Just offset the "future" by a decade or so, and you could have cool uniforms and VFX (by the standards of the contemporary audience) in place of the original campy ones (by those same standards) - just as happened with TMP vs. TOS, or ST2 vs. TMP.

Timo Saloniemi
 
80 views on this question and only 1 reply. I would've thought that a question like this would have generated more of a converstion than this. Is there anything in the wording or the way I've asked it that cuases it to be ignored as such or is it just that uninteresting to be discussed.

Please help me here so that I can avoid making topics like this again or at least put them down in such a way top make them interesting.
 
I agree with Timo. I think it's important to note that Star Trek didn't really *have* such a sense of historical sweep until The Next Generation. In other words, TOS was simply "the future" (with some time depth suggested by "The Menagerie"). So the very idea of there being such fundamentally different eras in the Trek universe was mostly an artifact of Roddenberry's decision to set his new TV series 100 years after the first.

Also, of course, the reason TOS folks kept visiting the 20th century (even in TVH) was because it was so much cheaper than visiting the future, or the more-distant past. :)

But still, it's an interesting question. It would be interesting to see how whatever ideas a hypothetical TOS visit to the 24th century would have been integrated into TNG.
 
Timo said:

Yet if TOS had done an episode about, say, the children of Kirk, this would be so iconic to Star Trek that any "future spinoff" (in both senses of the expression) would have to acknowledge the foray into the 24th century.
I disagree. The producers might, but by no means would they "have to". GR himself felt no obligation to the details of the original show when it came to crafting TNG, starting with the revised Third World War introduced in "Encounter at Farpoint", the economics of the future, etc. The broad strokes were acknowledged to be certain, but if it served their story or aesthetic purposes (Romulan ridges), the old went right out. That's been the case throughout modern Trek, even revising itself over time.
 
I feel rather certain of one thing -- if the makers of TOS had tackled an episode set in their Trek's future, it wouldn't have been beholden to what they had done. No slavish attachment to details of 23rd century technology, "progressed" to some stylized form. That stuff hadn't become "iconic" yet. I think they would acknowledge the possibility that their future might be as unrecognizable to them as our technology would be to someone from the 19th century.

There is a clue to this -- when choosing a suitable predecessor to the original Enterprise, Roddenberry selected Jefferies' "ringship" design. Oblivious to the change in form? Or wanting to show something as dramatic as the technological evolution from this to this?
 
Oh, I agree. They would have made it as different from the show's regular look as $180,000 would allow. Lot's of borrowed props. I wonder if they could have gotten that big sphere from the C-57D's control center?
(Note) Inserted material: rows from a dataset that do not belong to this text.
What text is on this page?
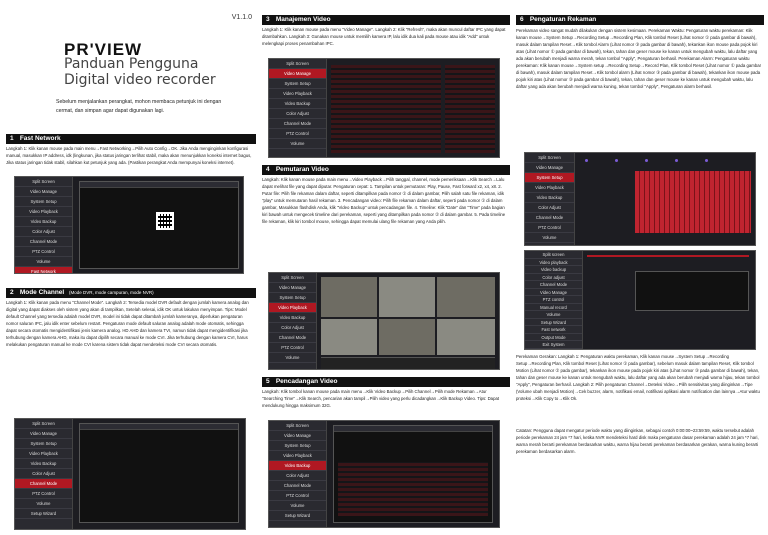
V1.1.0
PR'VIEW
Panduan Pengguna
Digital video recorder
Sebelum menjalankan perangkat, mohon membaca petunjuk ini dengan cermat, dan simpan agar dapat digunakan lagi.
1 Fast Network
Langkah 1: Klik kanan mouse pada main menu→Fast Networking→Pilih Auto Config→OK. Jika Anda menginginkan konfigurasi manual, masukkan IP address, idk (lingkunan, jika status jaringan terlihat stabil, maka akan menunjukkan koneksi internet bagus, Jika status jaringan tidak stabil, silahkan kut petunjuk yang ada. (Pastikan perangkat Anda mempunyai koneksi internet).
Split Screen
Video Manage
System Setup
Video Playback
Video Backup
Color Adjust
Channel Mode
PTZ Control
Volume
Fast Network
2 Mode Channel (Mode DVR, mode campuran, mode NVR)
Langkah 1: Klik kanan pada menu "Channel Mode". Langkah 2: Tersedia model DVR default dengan jumlah kamera analog dan digital yang dapat diakses oleh sistem yang akan di tampilkan, Setelah selesai, idik OK untuk lakukan menyimpan. Tips: Model default Channel yang tersedia adalah model DVR, model ini tidak dapat ditambah jumlah kameranya, diperlukan pengaturan nomor saluran IPC, jalu idik enter sebelum restart. Pengaturan mode default saluran analog adalah mode otomatis, sehingga dapat secara otomatis mengidentifikasi jenis kamera analog. HD AHD dan kamera TVI, namun tidak dapat mengidentifikasi jika terhubung dengan kamera AHD, maka itu dapat dipilih secara manual ke mode CVI. Jika terhubung dengan kamera CVI, harus melakukan pengaturan manual ke mode CVI karena sistem tidak dapat mendeteksi mode CVI secara otomatis.
Split Screen
Video Manage
System Setup
Video Playback
Video Backup
Color Adjust
Channel Mode
PTZ Control
Volume
Setup Wizard
3 Manajemen Video
Langkah 1: Klik kanan mouse pada menu "Video Manage". Langkah 2: Klik "Refresh", maka akan muncul daftar IPC yang dapat ditambahkan. Langkah 3: Gunakan mouse untuk memilih kamera IP, lalu idik dua kali pada mouse atau idik "Add" untuk melengkapi proses penambahan IPC.
Split Screen
Video Manage
System Setup
Video Playback
Video Backup
Color Adjust
Channel Mode
PTZ Control
Volume
4 Pemutaran Video
Langkah: Klik kanan mouse pada main menu→Video Playback→Pilih tanggal, channel, mode pemeriksaan→Klik Search→Lalu dapat melihat file yang dapat diputar. Pengaturan cepat: 1. Tampilan untuk pemutaran: Play, Pause, Fast forward x2, x4, x8. 2. Putar file: Pilih file rekaman dalam daftar, seperti ditampilkan pada nomor ① di dalam gambar, Pilih salah satu file rekaman, idik "play" untuk memutaran hasil rekaman. 3. Pencadangan video: Pilih file rekaman dalam daftar, seperti pada nomor ① di dalam gambar, Masukkan flashdisk Anda, klik "Video Backup" untuk pencadangan file. 4. Timeline: Klik "Date" dan "Time" pada bagian kiri bawah untuk mengecek timeline dari perekaman, seperti yang ditampilkan pada nomor ② di dalam gambar. 5. Pada timeline file rekaman, klik kiri tombol mouse, sehingga dapat memulai ulang file rekaman yang Anda pilih.
Split Screen
Video Manage
System Setup
Video Playback
Video Backup
Color Adjust
Channel Mode
PTZ Control
Volume
5 Pencadangan Video
Langkah: Klik tombol kanan mouse pada main menu→Klik Video Backup→Pilih Channel→Pilih mode Rekaman→Atur "Searching Time"→Klik Search, pencarian akan tampil→Pilih video yang perlu dicadangkan→Klik Backup Video. Tips: Dapat mendukung hingga maksimum 32G.
Split Screen
Video Manage
System Setup
Video Playback
Video Backup
Color Adjust
Channel Mode
PTZ Control
Volume
Setup Wizard
6 Pengaturan Rekaman
Perekaman video sangat mudah dilakukan dengan sistem kesimaan. Perekaman Waktu: Pengaturan waktu perekaman: Klik kanan mouse→System Setup→Recording Setup→Recording Plan, Klik tombol Reset (Lihat nomor ① pada gambar di bawah), masuk dalam tampilan Reset→Klik tombol Alarm (Lihat nomor ③ pada gambar di bawah), tekankan ikon mouse pada pojok kiri atas (Lihat nomor ① pada gambar di bawah), tekan, tahan dan geser mouse ke kanan untuk mengubah waktu, lalu daftar yang ada akan berubah menjadi warna merah, tekan tombol "Apply", Pengaturan berhasil. Perekaman Alarm: Pengaturan waktu perekaman: Klik kanan mouse→System setup→Recording Setup→Record Plan, Klik tombol Reset (Lihat nomor ① pada gambar di bawah), masuk dalam tampilan Reset→Klik tombol alarm (Lihat nomor ③ pada gambar di bawah), tekankan ikon mouse pada pojok kiri atas (Lihat nomor ③ pada gambar di bawah), tekan, tahan dan geser mouse ke kanan untuk mengubah waktu, lalu daftar yang ada akan berubah menjadi warna kuning, tekan tombol "Apply", Pengaturan alarm berhasil.
Split Screen
Video Manage
System Setup
Video Playback
Video Backup
Color Adjust
Channel Mode
PTZ Control
Volume
Split screen
Video playback
Video backup
Color adjust
Channel Mode
Video Manage
PTZ control
Manual record
Volume
Setup Wizard
Fast network
Output Mode
Exit System
Perekaman Gerakan: Langkah 1: Pengaturan waktu perekaman, Klik kanan mouse→System Setup→Recording Setup→Recording Plan, Klik tombol Reset (Lihat nomor ① pada gambar), sebelum masuk dalam tampilan Reset, Klik tombol Motion (Lihat nomor ② pada gambar), tekankan ikon mouse pada pojok kiri atas (Lihat nomor ③ pada gambar di bawah), tekan, tahan dan geser mouse ke kanan untuk mengubah waktu, lalu daftar yang ada akan berubah menjadi warna hijau, tekan tombol "Apply", Pengaturan berhasil. Langkah 2: Pilih pengaturan Channel→Deteksi Video→Pilih sensitivitas yang diinginkan→Tipe (Volume ubah menjadi Motion)→Cek buzzer, alarm, notifikasi email, notifikasi aplikasi alarm notification dan lainnya→Atur waktu proteksi→Klik Copy to→Klik Ok.
Catatan: Pengguna dapat mengatur periode waktu yang diinginkan, sebagai contoh 0:00:00~23:59:59, waktu tersebut adalah periode perekaman 24 jam *7 hari, ketika NVR mendeteksi hard disk maka pengaturan dasar perekaman adalah 24 jam *7 hari, warna merah berarti perekaman berdasarkan waktu, warna hijau berarti perekaman berdasarkan gerakan, warna kuning berarti perekaman berdasarkan alarm.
One reason I think they may have never gone this route, aside from the fact ST wasn't a time travel show, is that GR wasn't interested in telling stories about what humanity might become, but rather about the process, the struggle of becoming, growing as a species. That's a big distinction between ST and TNG, VOY, and to a lesser degree, DS9. Not grasping that was a major mis-step on the ENT producers' part, hand-waving past the process in a single line by Trip at the dinner table.
 
I would've liked to have seen a future-of-the-series episode on The Original Series, because I think they would have managed to come up with a far-future look that would be really strange and somehow compelling too. Plus it would have done all sorts of fun havoc on the sequel shows, which would be great to watch.

I was disappointed when The Next Generation started that the sensors were still tricorders, the weapons were still phasers and photon torpedoes, the transporters were still the transporters ... where's the fundamentally new stuff? And since I accepted the Animated Series, the holodeck wasn't anything so hot either. I'm sure that a 24-th century Original Series episode would have introduced gadgets as weird and not obviously explicable as ... well, like the Kelvan belts of powergaming, or other mysterious objects of great power and un-obvious user interfaces.
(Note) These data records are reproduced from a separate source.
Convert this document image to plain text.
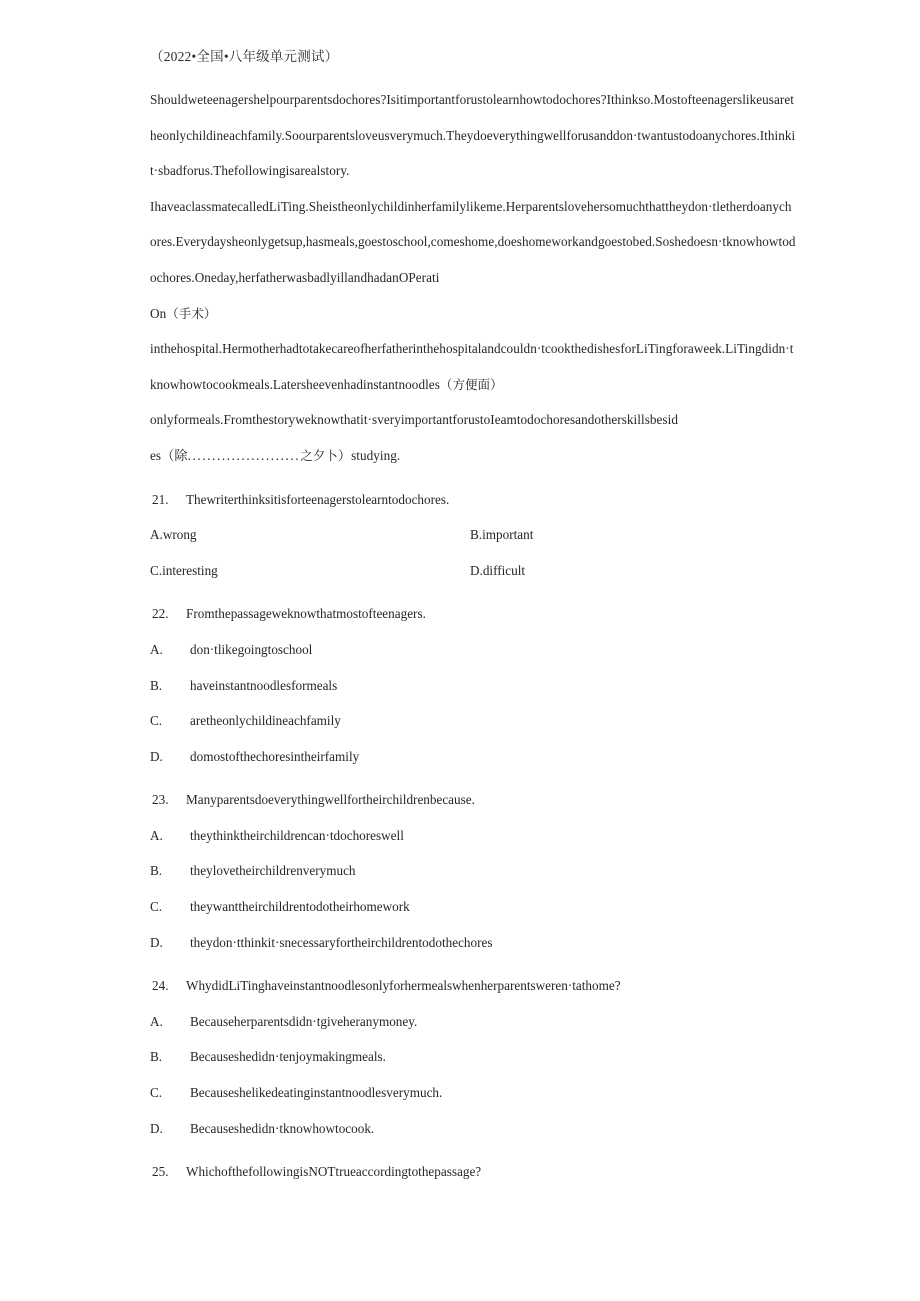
（2022•全国•八年级单元测试）

Shouldweteenagershelpourparentsdochores?Isitimportantforustolearnhowtodochores?Ithinkso.Mostofteenagerslikeusaretheonlychildineachfamily.Soourparentsloveusverymuch.Theydoeverythingwellforusanddon·twantustodoanychores.Ithinkit·sbadforus.Thefollowingisarealstory.

IhaveaclassmatecalledLiTing.Sheistheonlychildinherfamilylikeme.Herparentslovehersomuchthattheydon·tletherdoanychores.Everydaysheonlygetsup,hasmeals,goestoschool,comeshome,doeshomeworkandgoestobed.Soshedoesn·tknowhowtodochores.Oneday,herfatherwasbadlyillandhadanOPerati

On（手术）

inthehospital.Hermotherhadtotakecareofherfatherinthehospitalandcouldn·tcookthedishesforLiTingforaweek.LiTingdidn·tknowhowtocookmeals.Latersheevenhadinstantnoodles（方便面）

onlyformeals.Fromthestoryweknowthatit·sveryimportantforustoIeamtodochoresandotherskillsbesid

es（除.......................之夕卜）studying.

21. Thewriterthinksitisforteenagerstolearntodochores.
A.wrong	B.important
C.interesting	D.difficult
22. Fromthepassageweknowthatmostofteenagers.
A.	don·tlikegoingtoschool
B.	haveinstantnoodlesformeals
C.	aretheonlychildineachfamily
D.	domostofthechoresintheirfamily
23. Manyparentsdoeverythingwellfortheirchildrenbecause.
A.	theythinktheirchildrencan·tdochoreswell
B.	theylovetheirchildrenverymuch
C.	theywanttheirchildrentodotheirhomework
D.	theydon·tthinkit·snecessaryfortheirchildrentodothechores
24. WhydidLiTinghaveinstantnoodlesonlyforhermealswhenherparentsweren·tathome?
A.	Becauseherparentsdidn·tgiveheranymoney.
B.	Becauseshedidn·tenjoymakingmeals.
C.	Becauseshelikedeatinginstantnoodlesverymuch.
D.	Becauseshedidn·tknowhowtocook.
25. WhichofthefollowingisNOTtrueaccordingtothepassage?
But the fundamental problem with it is what story would you tell? Why do you need a future-of-the-future when you already have a perfectly good future? If you want to put in a super-future tech, why not make it part of the show? So it would be challenging to write a story where this made sense, and no, Voyager's encounters with 29th or whatever century stuff and Archer's harassment by Daniels do not make sense.
 
^When TNG was first coming out, Roddenberry said that he'd deliberately kept the technology similar, to emphasize that they'd advanced socially moreso than technologically.
 
Nebusj said:
I would've liked to have seen a future-of-the-series episode on The Original Series, because I think they would have managed to come up with a far-future look that would be really strange and somehow compelling too. Plus it would have done all sorts of fun havoc on the sequel shows, which would be great to watch.

I was disappointed when The Next Generation started that the sensors were still tricorders, the weapons were still phasers and photon torpedoes, the transporters were still the transporters ... where's the fundamentally new stuff? And since I accepted the Animated Series, the holodeck wasn't anything so hot either. I'm sure that a 24-th century Original Series episode would have introduced gadgets as weird and not obviously explicable as ... well, like the Kelvan belts of powergaming, or other mysterious objects of great power and un-obvious user interfaces.
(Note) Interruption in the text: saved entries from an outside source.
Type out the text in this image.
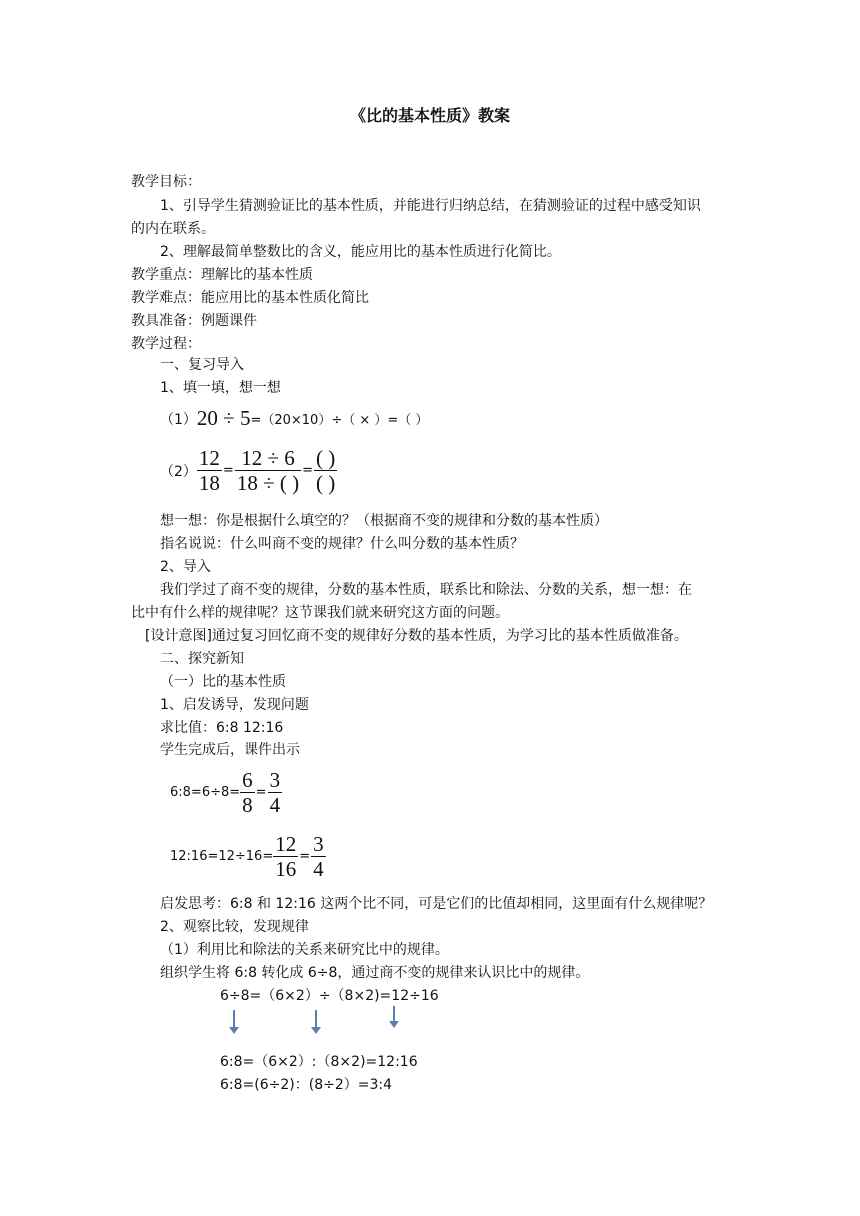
《比的基本性质》教案
教学目标：
1、引导学生猜测验证比的基本性质，并能进行归纳总结，在猜测验证的过程中感受知识
的内在联系。
2、理解最简单整数比的含义，能应用比的基本性质进行化简比。
教学重点：理解比的基本性质
教学难点：能应用比的基本性质化简比
教具准备：例题课件
教学过程：
一、复习导入
1、填一填，想一想
（1） 20 ÷ 5 =（20×10）÷（ × ）=（ ）
$(2) \frac{12}{18} = \frac{12 \div 6}{18 \div ( )} = \frac{( )}{( )}$
想一想：你是根据什么填空的？（根据商不变的规律和分数的基本性质）
指名说说：什么叫商不变的规律？什么叫分数的基本性质？
2、导入
我们学过了商不变的规律，分数的基本性质，联系比和除法、分数的关系，想一想：在
比中有什么样的规律呢？这节课我们就来研究这方面的问题。
[设计意图]通过复习回忆商不变的规律好分数的基本性质，为学习比的基本性质做准备。
二、探究新知
（一）比的基本性质
1、启发诱导，发现问题
求比值：6:8 12:16
学生完成后，课件出示
6:8=6÷8= $\frac{6}{8} = \frac{3}{4}$
12:16=12÷16= $\frac{12}{16} = \frac{3}{4}$
启发思考：6:8 和 12:16 这两个比不同，可是它们的比值却相同，这里面有什么规律呢？
2、观察比较，发现规律
（1）利用比和除法的关系来研究比中的规律。
组织学生将 6:8 转化成 6÷8，通过商不变的规律来认识比中的规律。
6÷8=（6×2）÷（8×2)=12÷16
6:8=（6×2）:（8×2)=12:16
6:8=(6÷2)：(8÷2）=3:4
But the fundamental problem with it is what story would you tell? Why do you need a future-of-the-future when you already have a perfectly good future? If you want to put in a super-future tech, why not make it part of the show? So it would be challenging to write a story where this made sense, and no, Voyager's encounters with 29th or whatever century stuff and Archer's harassment by Daniels do not make sense.

Absolutely. In many ways, everything after TOS smells of the "arrested society" syndrome that Spock suspected on Organia. A society that reached a certain level and then just... stopped. A few tweaks here and there, a few advances, but when Scotty beamed aboard the 1701-D he it wasn't completely alien to him. That is hard to imagine for a society encountering and absorbing the accumulated knowledge of whole civilizations every day.

In many ways this shows the weakness of the whole Star Trek concept. OTOH a show set very early in the age of interstellar exploration, with ships wholly isolated from one another and their home, could believably depict their own future as more alien than anything they would discover on other planets.
 
There are a couple of ways of looking at this question.

Here's one:

Let's consider the paradox created by TNG's "Yesterday's Enterprise". What if Capt. Kirk and/or his Enterprise had moved forward in time, just as Capt. Garrett's Enterprise-C has done? Imagine the STAR TREK Universe of the late 23rd century without either the 1701 Enterprise or Capt. Kirk. Could someone else have saved Earth from V'ger? Would there have been another refit Connie step forward to get the job done?
 
Rick Berman said that if he had known they'd be making TNG movies abck when they did "Yesterday's Enterprise", the first one wouldn't have been "Generations", it would've been a movie version of "YE" with the Enterprise-A and not the Ent-C.
 
That would have been great. The only question is wether or not to have the memories of the Enterprise-D crew change or have them protected like in First Contact so the two familiar crews can interact.
 
Unquestionably, have them protected so the two can interact. Where's the fun in anything else?

:rommie:
 
Part of what made YE great were all the differences between the regular Ent-D and the Battleship Ent-D, as well as the crew. The amount of detail gone into how everything was different is taggering, I pick up new stuff all the time.

So while some would think it's cheap to have the interaction be between the original crew and the altered TNG crew, I think it would still work.